4. The tongue diagnosis method with progressive feature refinement as described in claim 1, characterized in that, Constructing a second mask using the refined second feature includes: aligning the refined second feature to the first feature using bilinear interpolation, then inputting it into a sub-network constructed by a convolutional layer, and then normalizing it using a Sigmoid activation function to obtain the second mask.
5. The tongue diagnosis method with progressive feature refinement as described in claim 1, characterized in that, The process of applying a first mask to the second feature to obtain a refined second feature includes: performing a convolution on the second feature, and then multiplying the convolutional second feature element-wise with the first mask to obtain the refined second feature.
6. The tongue diagnosis method with progressive feature refinement as described in claim 1, characterized in that, The process of applying a second mask to the first feature to obtain a refined first feature includes: performing a convolution on the first feature, and then multiplying the convolutional first feature element-wise with the second mask to obtain the refined first feature.
7. The tongue diagnosis method with progressive feature refinement as described in claim 1, characterized in that, Multilayer perceptron is used to decouple the comprehensive query features, and graph convolutional network is used to model the continuous relationship of the decoupled comprehensive query features to obtain the corrected query features, including: using multilayer perceptron to decouple the comprehensive query features to obtain the query features; Construct the class prototype matrix; Calculate the cosine similarity between the query features and the class prototype matrix to obtain the relationship matrix; The query features are concatenated with the matrix of all class prototypes at the node dimension to obtain the concatenated matrix; The relation matrix and the concatenation matrix are input into the graph convolutional network to obtain the optimized query features; The corrected query features are obtained by weighted summation of the query features and the optimized query features.
8. A tongue diagnosis and recognition system with progressive feature refinement, characterized in that, include: The feature extraction module is used to acquire tongue diagnosis images and extract the first feature, the second feature, and the third feature respectively; A progressive feature refinement module is used to construct a first mask with a third feature, perform first mask processing on the second feature to obtain a refined second feature; construct a second mask with the refined second feature, perform second mask processing on the first feature to obtain a refined first feature; and fuse the third feature, the refined second feature, and the refined first feature to obtain a comprehensive query feature.
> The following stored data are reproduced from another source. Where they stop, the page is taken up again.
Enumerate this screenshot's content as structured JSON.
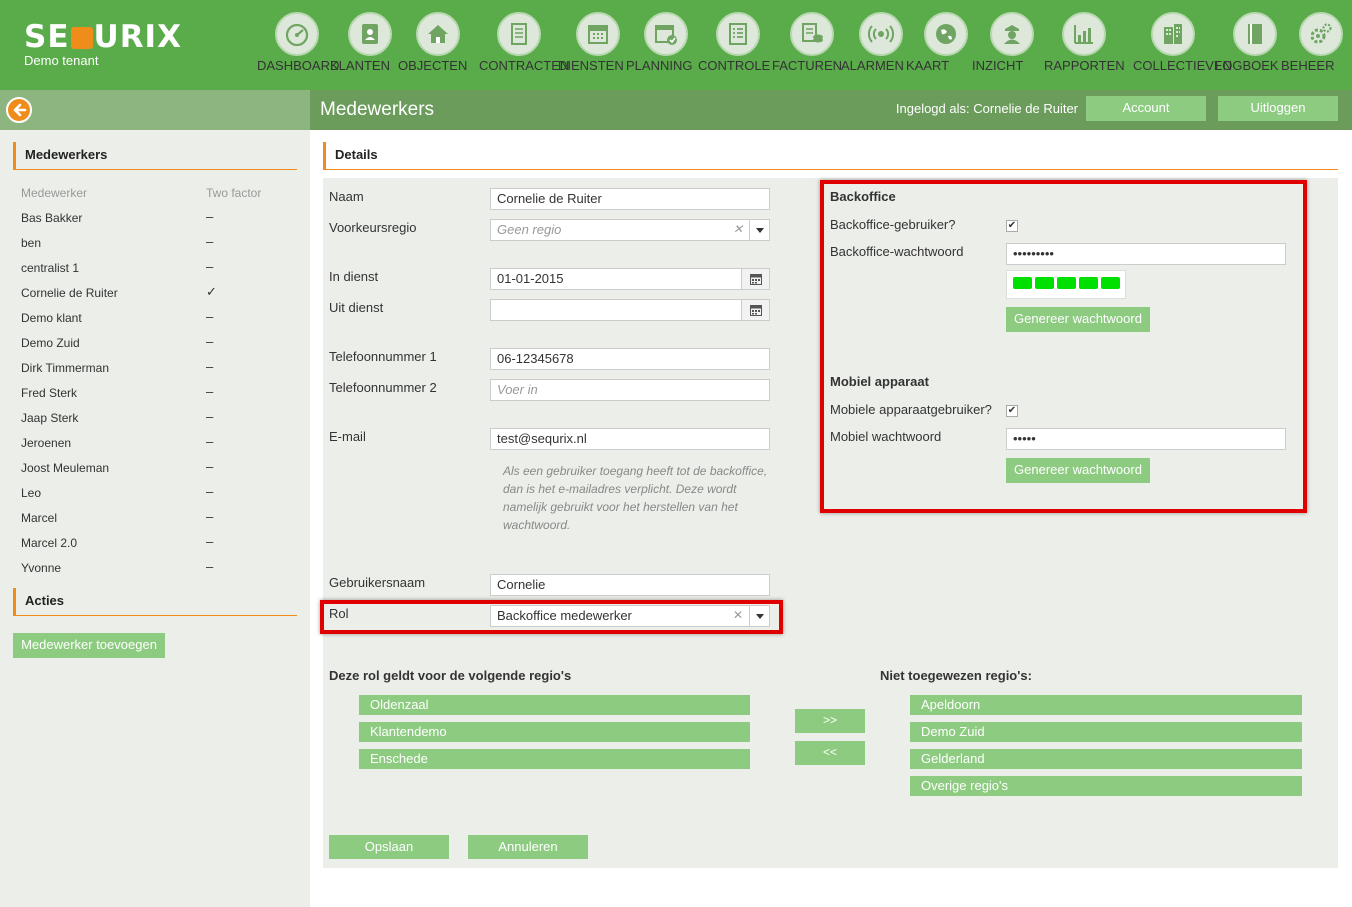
{
  "brand": {
    "name_prefix": "SE",
    "name_suffix": "URIX",
    "tenant": "Demo tenant"
  },
  "nav": [
    {
      "label": "DASHBOARD",
      "icon": "dashboard-gauge-icon"
    },
    {
      "label": "KLANTEN",
      "icon": "contacts-book-icon"
    },
    {
      "label": "OBJECTEN",
      "icon": "house-icon"
    },
    {
      "label": "CONTRACTEN",
      "icon": "document-icon"
    },
    {
      "label": "DIENSTEN",
      "icon": "calendar-icon"
    },
    {
      "label": "PLANNING",
      "icon": "planning-calendar-icon"
    },
    {
      "label": "CONTROLE",
      "icon": "checklist-icon"
    },
    {
      "label": "FACTUREN",
      "icon": "invoice-coins-icon"
    },
    {
      "label": "ALARMEN",
      "icon": "alarm-signal-icon"
    },
    {
      "label": "KAART",
      "icon": "globe-icon"
    },
    {
      "label": "INZICHT",
      "icon": "guard-icon"
    },
    {
      "label": "RAPPORTEN",
      "icon": "bar-chart-icon"
    },
    {
      "label": "COLLECTIEVEN",
      "icon": "buildings-icon"
    },
    {
      "label": "LOGBOEK",
      "icon": "book-icon"
    },
    {
      "label": "BEHEER",
      "icon": "gears-icon"
    }
  ],
  "header": {
    "title": "Medewerkers",
    "logged_in": "Ingelogd als: Cornelie de Ruiter",
    "account": "Account",
    "logout": "Uitloggen"
  },
  "sidebar": {
    "employees_title": "Medewerkers",
    "col_employee": "Medewerker",
    "col_two_factor": "Two factor",
    "employees": [
      {
        "name": "Bas Bakker",
        "two_factor": "–"
      },
      {
        "name": "ben",
        "two_factor": "–"
      },
      {
        "name": "centralist 1",
        "two_factor": "–"
      },
      {
        "name": "Cornelie de Ruiter",
        "two_factor": "✓"
      },
      {
        "name": "Demo klant",
        "two_factor": "–"
      },
      {
        "name": "Demo Zuid",
        "two_factor": "–"
      },
      {
        "name": "Dirk Timmerman",
        "two_factor": "–"
      },
      {
        "name": "Fred Sterk",
        "two_factor": "–"
      },
      {
        "name": "Jaap Sterk",
        "two_factor": "–"
      },
      {
        "name": "Jeroenen",
        "two_factor": "–"
      },
      {
        "name": "Joost Meuleman",
        "two_factor": "–"
      },
      {
        "name": "Leo",
        "two_factor": "–"
      },
      {
        "name": "Marcel",
        "two_factor": "–"
      },
      {
        "name": "Marcel 2.0",
        "two_factor": "–"
      },
      {
        "name": "Yvonne",
        "two_factor": "–"
      }
    ],
    "actions_title": "Acties",
    "add_employee": "Medewerker toevoegen"
  },
  "details": {
    "title": "Details",
    "name_label": "Naam",
    "name_value": "Cornelie de Ruiter",
    "region_label": "Voorkeursregio",
    "region_placeholder": "Geen regio",
    "in_service_label": "In dienst",
    "in_service_value": "01-01-2015",
    "out_service_label": "Uit dienst",
    "out_service_value": "",
    "phone1_label": "Telefoonnummer 1",
    "phone1_value": "06-12345678",
    "phone2_label": "Telefoonnummer 2",
    "phone2_placeholder": "Voer in",
    "email_label": "E-mail",
    "email_value": "test@sequrix.nl",
    "email_note": "Als een gebruiker toegang heeft tot de backoffice, dan is het e-mailadres verplicht. Deze wordt namelijk gebruikt voor het herstellen van het wachtwoord.",
    "username_label": "Gebruikersnaam",
    "username_value": "Cornelie",
    "role_label": "Rol",
    "role_value": "Backoffice medewerker"
  },
  "backoffice": {
    "title": "Backoffice",
    "user_label": "Backoffice-gebruiker?",
    "user_checked": true,
    "password_label": "Backoffice-wachtwoord",
    "password_value": "•••••••••",
    "password_strength": 5,
    "generate": "Genereer wachtwoord"
  },
  "mobile": {
    "title": "Mobiel apparaat",
    "user_label": "Mobiele apparaatgebruiker?",
    "user_checked": true,
    "password_label": "Mobiel wachtwoord",
    "password_value": "•••••",
    "generate": "Genereer wachtwoord"
  },
  "regions": {
    "assigned_title": "Deze rol geldt voor de volgende regio's",
    "assigned": [
      "Oldenzaal",
      "Klantendemo",
      "Enschede"
    ],
    "unassigned_title": "Niet toegewezen regio's:",
    "unassigned": [
      "Apeldoorn",
      "Demo Zuid",
      "Gelderland",
      "Overige regio's"
    ],
    "move_right": ">>",
    "move_left": "<<"
  },
  "form_actions": {
    "save": "Opslaan",
    "cancel": "Annuleren"
  },
  "colors": {
    "primary_green": "#5aac4a",
    "button_green": "#8ccb80",
    "accent_orange": "#f08c1a",
    "highlight_red": "#e00000",
    "panel_bg": "#ecefe9"
  }
}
The feature correction module is used to decouple the comprehensive query features using a multilayer perceptron and to model the continuous relationship of the decoupled comprehensive query features using a graph convolutional network to obtain the corrected query features. The output module is used to classify the corrected query features using a classifier and output the tongue diagnosis image classification result.
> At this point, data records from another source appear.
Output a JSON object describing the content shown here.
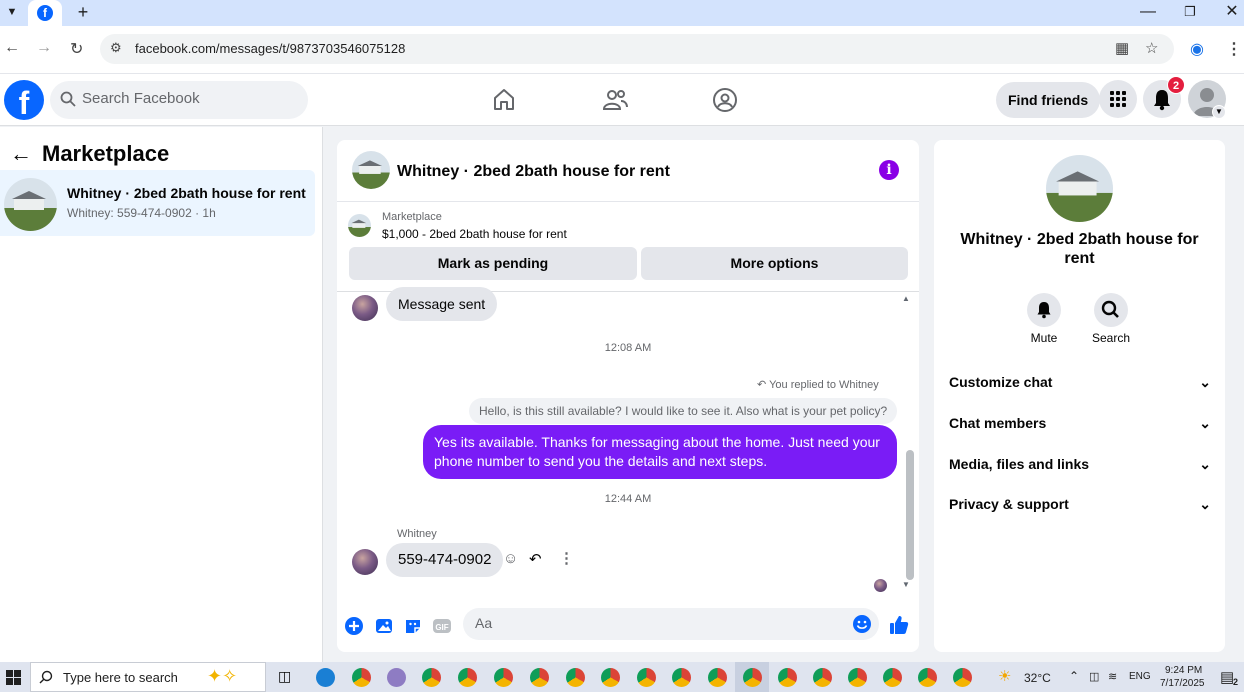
{
  "browser": {
    "url": "facebook.com/messages/t/9873703546075128",
    "icons": [
      "chevron-down-icon",
      "facebook-favicon-icon",
      "new-tab-icon",
      "minimize-icon",
      "maximize-icon",
      "close-icon",
      "back-icon",
      "forward-icon",
      "reload-icon",
      "site-settings-icon",
      "install-icon",
      "star-icon",
      "profile-icon",
      "menu-icon"
    ]
  },
  "header": {
    "search_placeholder": "Search Facebook",
    "find_friends": "Find friends",
    "notification_count": "2"
  },
  "left": {
    "title": "Marketplace",
    "conversation": {
      "name": "Whitney · 2bed 2bath house for rent",
      "preview": "Whitney: 559-474-0902 · 1h"
    }
  },
  "chat": {
    "title": "Whitney · 2bed 2bath house for rent",
    "listing_source": "Marketplace",
    "listing_price": "$1,000 - 2bed 2bath house for rent",
    "btn_pending": "Mark as pending",
    "btn_more": "More options",
    "msg_sent": "Message sent",
    "time1": "12:08 AM",
    "replied_to": "You replied to Whitney",
    "quoted": "Hello, is this still available? I would like to see it. Also what is your pet policy?",
    "outgoing": "Yes its available. Thanks for messaging about the home. Just need your phone number to send you the details and next steps.",
    "time2": "12:44 AM",
    "sender": "Whitney",
    "incoming": "559-474-0902",
    "composer_placeholder": "Aa"
  },
  "right": {
    "name": "Whitney · 2bed 2bath house for rent",
    "mute": "Mute",
    "search": "Search",
    "sections": [
      "Customize chat",
      "Chat members",
      "Media, files and links",
      "Privacy & support"
    ]
  },
  "taskbar": {
    "search_placeholder": "Type here to search",
    "temperature": "32°C",
    "language": "ENG",
    "time": "9:24 PM",
    "date": "7/17/2025",
    "notif_count": "2"
  },
  "colors": {
    "fb_blue": "#0866ff",
    "outgoing_bubble": "#7a1cf6",
    "info_purple": "#8a00e6",
    "badge_red": "#e41e3f"
  }
}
9. An electronic device comprising a memory, a processor, and a computer program stored in the memory and executable on the processor, characterized in that, When the processor executes the program, it implements the progressive feature refinement tongue diagnosis recognition method according to any one of claims 1-7.
10. A computer-readable storage medium having a computer program stored thereon, characterized in that, When the program is executed by the processor, it performs a progressive feature refinement tongue diagnosis recognition method as described in any one of claims 1-7.